An dieser Stelle ist es hilfreich, unsere Position zu klären. Erstens stimmen wir völlig mit dem Prinzip des "sicheren" Produkts überein. Alle unsere Produkte entsprechen den Empfehlungen für Konzentrationen von bekannten Allergenen in Parfüm und haben es immer getan. Und wir wissen auch, dass es eine signifikante Minderheit der Bevölkerung gibt, welche unter Allergien leidet, deren Auswirkungen nicht unterschätzt werden dürfen. In der Lebensmittelindustrie beispielsweise sind Allergien gegen Nüsse in der Tat sehr ernstzunehmen. In einigen Fällen kann es sogar eine Frage von Leben oder Tod sein. Die Kennzeichnung von Lebensmittel, die Nüsse enthalten ist daher unerlässlich. Auch in unserer eigenen Industrie, sind einige natürliche Parfümöle photosensitiv und daher krebserregend, wenn sie dem Sonnenlicht ausgesetzt werden. Hier gibt es keine Kompromisse. Diese Materialien dürfen einfach nie über dem empfohlenen Wert verwendet werden.

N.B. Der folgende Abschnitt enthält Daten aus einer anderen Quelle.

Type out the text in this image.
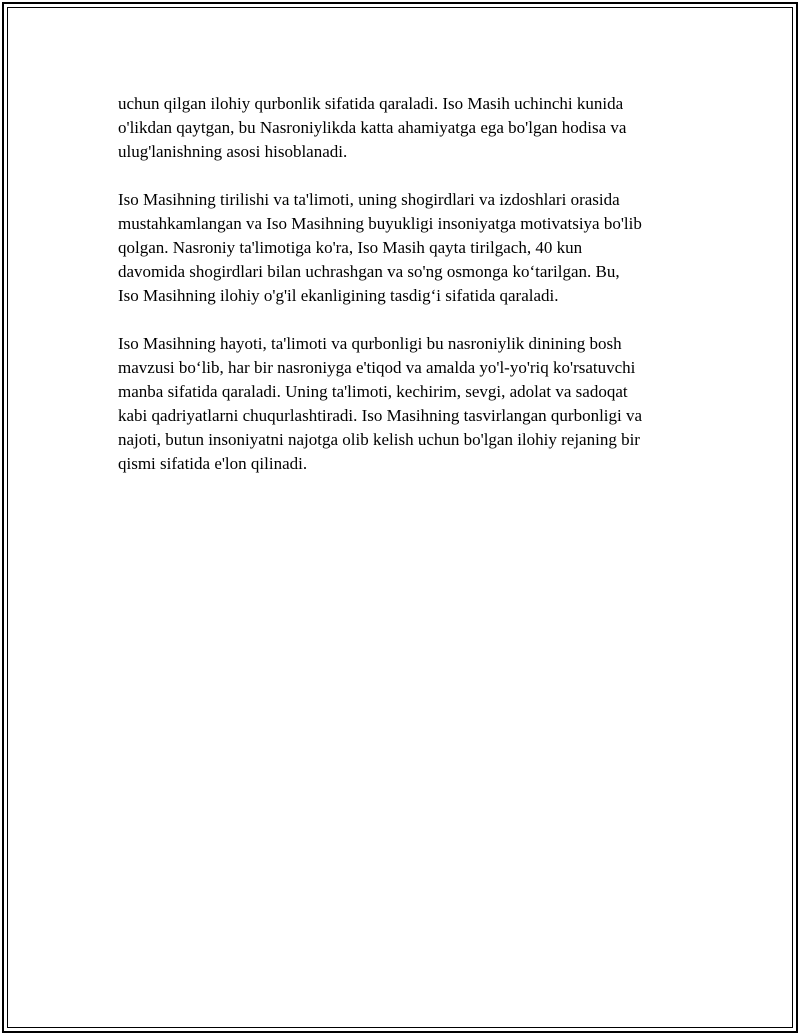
uchun qilgan ilohiy qurbonlik sifatida qaraladi. Iso Masih uchinchi kunida
o'likdan qaytgan, bu Nasroniylikda katta ahamiyatga ega bo'lgan hodisa va
ulug'lanishning asosi hisoblanadi.

Iso Masihning tirilishi va ta'limoti, uning shogirdlari va izdoshlari orasida
mustahkamlangan va Iso Masihning buyukligi insoniyatga motivatsiya bo'lib
qolgan. Nasroniy ta'limotiga ko'ra, Iso Masih qayta tirilgach, 40 kun
davomida shogirdlari bilan uchrashgan va so'ng osmonga ko‘tarilgan. Bu,
Iso Masihning ilohiy o'g'il ekanligining tasdig‘i sifatida qaraladi.

Iso Masihning hayoti, ta'limoti va qurbonligi bu nasroniylik dinining bosh
mavzusi bo‘lib, har bir nasroniyga e'tiqod va amalda yo'l-yo'riq ko'rsatuvchi
manba sifatida qaraladi. Uning ta'limoti, kechirim, sevgi, adolat va sadoqat
kabi qadriyatlarni chuqurlashtiradi. Iso Masihning tasvirlangan qurbonligi va
najoti, butun insoniyatni najotga olib kelish uchun bo'lgan ilohiy rejaning bir
qismi sifatida e'lon qilinadi.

Wenn es um Materialien geht, die auf der Haut jucken können ist es wahr, dass es einige gibt, die einen großen Prozentsatz der Bevölkerung betreffen. Als kreativer Parfümeur vermeide ich sie ganz, oder verwende sie auf oder unter dem empfohlenen Wert. Dieser Wert wird von den Forschungseinrichtungen der Industrie (siehe weiter unten) festgesetzt. Sie sagen, dass, wenn die Materialien in dieser oder jener Konzentration, verwendet werden, die Zahl der Betroffenen so gering ist, dass sie statistisch akzeptabel bleibt. Diese mathematische Berechnung ist wichtig, weil, egal welches Material wir wählen, es immer jemand, irgendwo geben wird, der darauf allergisch reagiert. So etwas wie 100% allergenfrei gibt es nicht. Die einzige praktikable Lösung besteht darin sicherzustellen, dass die Größe der Gruppe von Menschen, die auf ein bestimmtes Material reagieren ausreichend klein ist.

Damit kommen wir zu der Frage: wie klein ist klein? Wenn Sie es sehr klein zu machen, dann bleibt praktisch alles, im Netz hängen und wird zum Allergen. Bewegen wir uns in diese Richtung? Es würde sicher ins Muster der Übervorsicht passen, welches in den letzten Jahrzehnten zunehmend durch unser Leben fegt. Angetrieben von einer immer agressiveren Prozesskultur. Was ist der nächste Schritt? Werden wir wegen der Blumen in unserem Garten und den Früchte auf unseren Bäumen verklagt werden ? Es ist durchaus möglich. Aber was noch absurder ist, das Gesetz betrifft nur Duftstoffe, nicht Lebensmittel.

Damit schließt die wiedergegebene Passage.